Tue, 10 Mar 2009

Studentenwerk Göttingen empfiehlt: Stop RFID

Studentenwerk Gö: StopRFID
Bildausschnitt:
Webseite des Studentenwerks Göttingen.

An dieser Stelle wurde ja schon ein paar Mal über die unsicheren Studierenden-Chipkarten der Universität Göttingen geschrieben, und auch die Basisgruppe fIMP hat vor gar nicht so langer Zeit einen Kommentar dazu veröffentlicht.

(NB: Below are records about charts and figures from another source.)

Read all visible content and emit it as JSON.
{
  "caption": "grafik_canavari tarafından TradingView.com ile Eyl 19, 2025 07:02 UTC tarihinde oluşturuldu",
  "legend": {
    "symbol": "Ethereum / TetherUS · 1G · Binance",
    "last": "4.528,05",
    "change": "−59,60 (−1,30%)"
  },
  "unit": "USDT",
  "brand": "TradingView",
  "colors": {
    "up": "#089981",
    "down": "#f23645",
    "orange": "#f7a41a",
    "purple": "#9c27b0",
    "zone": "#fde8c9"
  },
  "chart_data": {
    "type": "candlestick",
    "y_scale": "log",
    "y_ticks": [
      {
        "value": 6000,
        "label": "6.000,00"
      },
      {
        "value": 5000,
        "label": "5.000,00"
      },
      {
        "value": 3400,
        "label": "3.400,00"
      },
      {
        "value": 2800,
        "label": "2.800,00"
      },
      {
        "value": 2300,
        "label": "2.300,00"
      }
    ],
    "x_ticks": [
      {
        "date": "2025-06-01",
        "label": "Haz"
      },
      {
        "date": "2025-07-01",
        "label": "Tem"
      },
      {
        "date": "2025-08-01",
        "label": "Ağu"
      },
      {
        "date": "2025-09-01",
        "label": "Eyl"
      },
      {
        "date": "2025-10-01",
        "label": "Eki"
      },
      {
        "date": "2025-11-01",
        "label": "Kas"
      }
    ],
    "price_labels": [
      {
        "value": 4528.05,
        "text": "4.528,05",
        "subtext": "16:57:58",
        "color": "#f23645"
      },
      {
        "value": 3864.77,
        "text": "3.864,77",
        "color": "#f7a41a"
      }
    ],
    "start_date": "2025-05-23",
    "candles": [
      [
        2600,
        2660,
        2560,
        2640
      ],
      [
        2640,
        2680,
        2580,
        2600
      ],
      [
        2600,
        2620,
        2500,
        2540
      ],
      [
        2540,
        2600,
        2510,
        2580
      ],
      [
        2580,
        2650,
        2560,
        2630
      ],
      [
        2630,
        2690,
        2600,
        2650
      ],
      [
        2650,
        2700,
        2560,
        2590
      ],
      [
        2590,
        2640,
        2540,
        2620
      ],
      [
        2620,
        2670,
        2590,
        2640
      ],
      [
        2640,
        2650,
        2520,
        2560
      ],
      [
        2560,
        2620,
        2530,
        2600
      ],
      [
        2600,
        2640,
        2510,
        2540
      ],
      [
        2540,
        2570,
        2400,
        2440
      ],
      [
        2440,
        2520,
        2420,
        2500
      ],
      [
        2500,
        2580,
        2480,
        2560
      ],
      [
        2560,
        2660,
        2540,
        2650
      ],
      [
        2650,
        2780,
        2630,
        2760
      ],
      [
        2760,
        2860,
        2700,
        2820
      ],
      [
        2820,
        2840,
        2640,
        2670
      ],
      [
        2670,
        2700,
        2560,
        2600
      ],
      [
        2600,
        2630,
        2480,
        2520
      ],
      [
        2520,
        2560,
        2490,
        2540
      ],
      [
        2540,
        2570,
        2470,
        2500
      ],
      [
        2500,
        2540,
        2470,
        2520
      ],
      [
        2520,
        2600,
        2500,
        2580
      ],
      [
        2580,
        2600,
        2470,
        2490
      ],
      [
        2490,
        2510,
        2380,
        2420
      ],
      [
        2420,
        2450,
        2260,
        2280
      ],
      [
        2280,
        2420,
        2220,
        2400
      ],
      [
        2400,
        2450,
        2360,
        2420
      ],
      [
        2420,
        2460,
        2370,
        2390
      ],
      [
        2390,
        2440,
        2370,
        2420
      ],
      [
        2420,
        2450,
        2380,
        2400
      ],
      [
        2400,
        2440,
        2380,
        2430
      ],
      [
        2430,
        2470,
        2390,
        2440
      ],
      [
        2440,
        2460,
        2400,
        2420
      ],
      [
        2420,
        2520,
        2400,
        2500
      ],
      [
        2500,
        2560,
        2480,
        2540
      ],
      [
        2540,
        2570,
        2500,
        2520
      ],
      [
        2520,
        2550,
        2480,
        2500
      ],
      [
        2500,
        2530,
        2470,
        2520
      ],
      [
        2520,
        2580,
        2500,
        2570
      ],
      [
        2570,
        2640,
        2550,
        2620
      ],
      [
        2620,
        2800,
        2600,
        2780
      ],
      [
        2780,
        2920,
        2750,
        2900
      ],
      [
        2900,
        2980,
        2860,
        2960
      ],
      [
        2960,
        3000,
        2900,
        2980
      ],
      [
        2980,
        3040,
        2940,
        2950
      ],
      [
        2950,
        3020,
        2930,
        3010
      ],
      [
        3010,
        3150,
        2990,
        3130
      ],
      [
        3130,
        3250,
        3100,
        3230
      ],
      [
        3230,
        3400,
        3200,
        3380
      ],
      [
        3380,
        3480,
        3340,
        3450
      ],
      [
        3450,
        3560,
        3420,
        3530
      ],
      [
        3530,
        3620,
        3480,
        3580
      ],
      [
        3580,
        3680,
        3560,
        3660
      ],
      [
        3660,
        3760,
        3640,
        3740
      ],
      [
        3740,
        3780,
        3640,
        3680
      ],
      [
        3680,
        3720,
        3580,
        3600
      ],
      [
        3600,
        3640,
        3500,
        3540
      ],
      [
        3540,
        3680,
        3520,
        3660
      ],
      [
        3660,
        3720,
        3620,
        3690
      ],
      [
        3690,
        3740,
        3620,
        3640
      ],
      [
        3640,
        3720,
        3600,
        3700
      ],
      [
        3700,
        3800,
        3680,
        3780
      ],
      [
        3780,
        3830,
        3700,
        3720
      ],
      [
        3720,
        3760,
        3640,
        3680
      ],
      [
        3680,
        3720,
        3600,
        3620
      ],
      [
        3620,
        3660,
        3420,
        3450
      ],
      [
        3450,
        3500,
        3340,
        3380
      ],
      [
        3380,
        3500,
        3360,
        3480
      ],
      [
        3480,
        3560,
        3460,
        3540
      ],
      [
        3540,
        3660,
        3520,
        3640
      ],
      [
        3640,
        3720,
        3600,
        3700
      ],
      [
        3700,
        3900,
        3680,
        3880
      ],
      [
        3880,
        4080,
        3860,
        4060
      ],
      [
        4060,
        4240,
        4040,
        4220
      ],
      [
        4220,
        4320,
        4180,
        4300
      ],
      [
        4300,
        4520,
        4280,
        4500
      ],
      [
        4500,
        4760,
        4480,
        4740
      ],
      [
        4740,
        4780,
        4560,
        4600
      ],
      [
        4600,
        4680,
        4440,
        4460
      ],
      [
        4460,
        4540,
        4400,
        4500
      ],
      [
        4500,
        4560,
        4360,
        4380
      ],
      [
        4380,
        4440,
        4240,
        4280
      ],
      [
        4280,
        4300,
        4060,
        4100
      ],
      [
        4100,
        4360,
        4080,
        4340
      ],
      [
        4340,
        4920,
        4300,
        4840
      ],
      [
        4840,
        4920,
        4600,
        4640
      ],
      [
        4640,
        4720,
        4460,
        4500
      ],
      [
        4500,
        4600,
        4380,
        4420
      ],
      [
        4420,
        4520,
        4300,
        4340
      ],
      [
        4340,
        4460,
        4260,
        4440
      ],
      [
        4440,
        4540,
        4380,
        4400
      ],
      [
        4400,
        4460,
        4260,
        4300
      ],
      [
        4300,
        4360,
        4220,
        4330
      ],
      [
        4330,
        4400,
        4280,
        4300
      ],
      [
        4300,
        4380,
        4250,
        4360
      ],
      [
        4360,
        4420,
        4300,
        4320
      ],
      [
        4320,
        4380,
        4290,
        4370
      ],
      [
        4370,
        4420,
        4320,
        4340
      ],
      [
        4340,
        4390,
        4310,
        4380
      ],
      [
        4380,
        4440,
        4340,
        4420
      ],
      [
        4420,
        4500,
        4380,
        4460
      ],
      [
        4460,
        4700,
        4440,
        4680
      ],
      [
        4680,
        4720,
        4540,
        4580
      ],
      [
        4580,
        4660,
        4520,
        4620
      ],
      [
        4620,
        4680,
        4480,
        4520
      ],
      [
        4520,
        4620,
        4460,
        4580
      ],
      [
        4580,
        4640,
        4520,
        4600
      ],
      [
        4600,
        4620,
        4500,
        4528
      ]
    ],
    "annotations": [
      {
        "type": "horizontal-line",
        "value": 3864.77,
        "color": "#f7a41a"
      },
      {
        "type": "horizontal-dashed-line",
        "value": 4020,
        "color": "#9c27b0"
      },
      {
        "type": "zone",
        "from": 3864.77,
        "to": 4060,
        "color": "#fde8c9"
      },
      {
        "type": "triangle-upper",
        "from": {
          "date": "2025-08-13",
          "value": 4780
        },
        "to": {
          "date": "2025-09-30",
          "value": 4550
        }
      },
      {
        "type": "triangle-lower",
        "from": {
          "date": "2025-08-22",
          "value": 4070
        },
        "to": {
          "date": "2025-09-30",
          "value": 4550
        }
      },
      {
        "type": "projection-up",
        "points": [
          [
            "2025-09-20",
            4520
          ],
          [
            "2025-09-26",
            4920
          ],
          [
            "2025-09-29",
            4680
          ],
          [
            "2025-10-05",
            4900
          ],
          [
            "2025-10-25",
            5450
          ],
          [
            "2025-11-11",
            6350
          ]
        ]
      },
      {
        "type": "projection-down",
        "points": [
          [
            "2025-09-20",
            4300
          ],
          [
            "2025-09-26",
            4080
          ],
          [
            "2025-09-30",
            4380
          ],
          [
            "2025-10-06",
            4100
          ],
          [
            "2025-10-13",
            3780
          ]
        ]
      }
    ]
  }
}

Nun scheint inzwischen auch dem Studentenwerk Göttingen selbst diese Chipkarte nicht mehr ganz geheuer zu sein: Wie man auf nebenstehendem Bild sehen kann, werden den Studierenden nun tatsächlich Schutzkästchen aus Metall angeboten, um sich vor dem ungewollten Auslesen der Karten zu schützen.

Das lustigste an der Sache: Das Studentenwerk gab diese RFID-Karten selbst in Zusammenarbeit mit der Universität heraus - um nun ein paar Jahre später ausgerechnet Schutzhüllen mit dem Aufdruck »Stop RFID« zu verkaufen.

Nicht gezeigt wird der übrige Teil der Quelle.